Report: Air Force made the Devin Kelley mistake ‘dozens’ of times

Earlier this month, gunman Devin Kelley killed 26 people at a church in Texas with a firearm he was not supposed to be able to purchase. The Air Force had failed to report his domestic violence conviction to a gun background-check database, enabling Kelley to buy firearms.

A review by the United States Air Force has since found “several dozen” more instances where the military failed to report service members convicted of serious crimes to the federal gun background-check databases, The New York Times reported Tuesday.

After the Air Force admitted on Nov. 6 that officials at Holloman Air Force Base in New Mexico had failed to report the results of Mr. Kelley’s court-martial to the federal background database, it launched an investigation into how many other serious convictions had not been reported.

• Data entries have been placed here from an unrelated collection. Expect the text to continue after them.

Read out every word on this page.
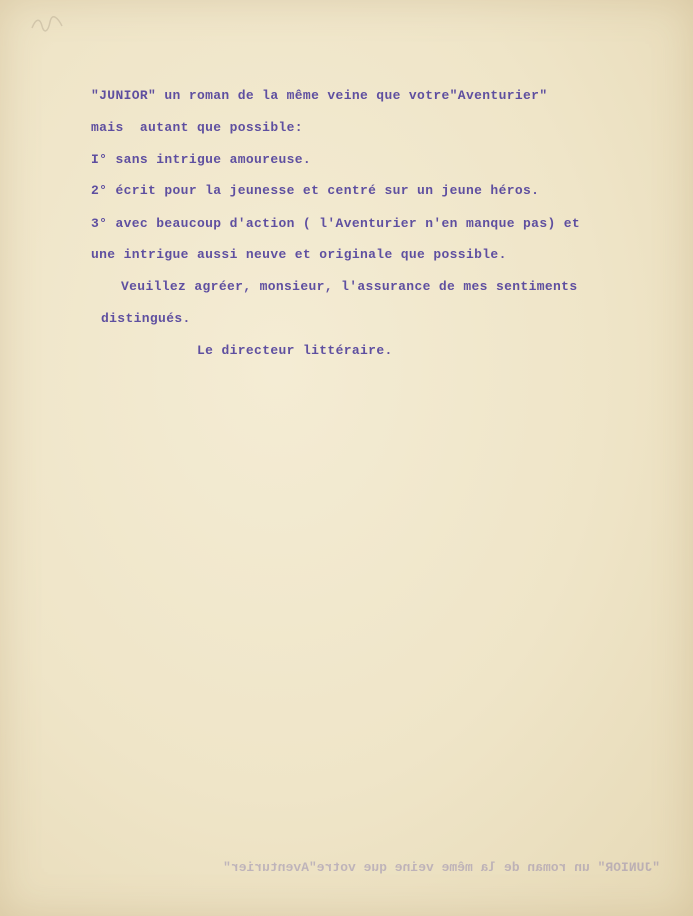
"JUNIOR" un roman de la même veine que votre"Aventurier"
mais  autant que possible:
I° sans intrigue amoureuse.
2° écrit pour la jeunesse et centré sur un jeune héros.
3° avec beaucoup d'action ( l'Aventurier n'en manque pas) et
une intrigue aussi neuve et originale que possible.
Veuillez agréer, monsieur, l'assurance de mes sentiments
distingués.
Le directeur littéraire.
"JUNIOR" un roman de la même veine que votre"Aventurier"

While officials have only examined a portion of the convictions across the Air Force that should have been reported, several dozen cases have already surfaced that were not reported as required. Those have been corrected and reported in the past few weeks since the review began, Air Force officials said.

In a statement, the Air Force said the mistake made in the Kelley case “was not an isolated incident” and that “training and compliance measures were lacking.”

This is a clear failure of government — a failure that potentially puts firearms in the hands of convicted criminals and/or mentally disturbed individuals. 

How could anyone possibly think that stricter gun laws and more government could stop mass shootings when the government is incapable of following the laws we already have?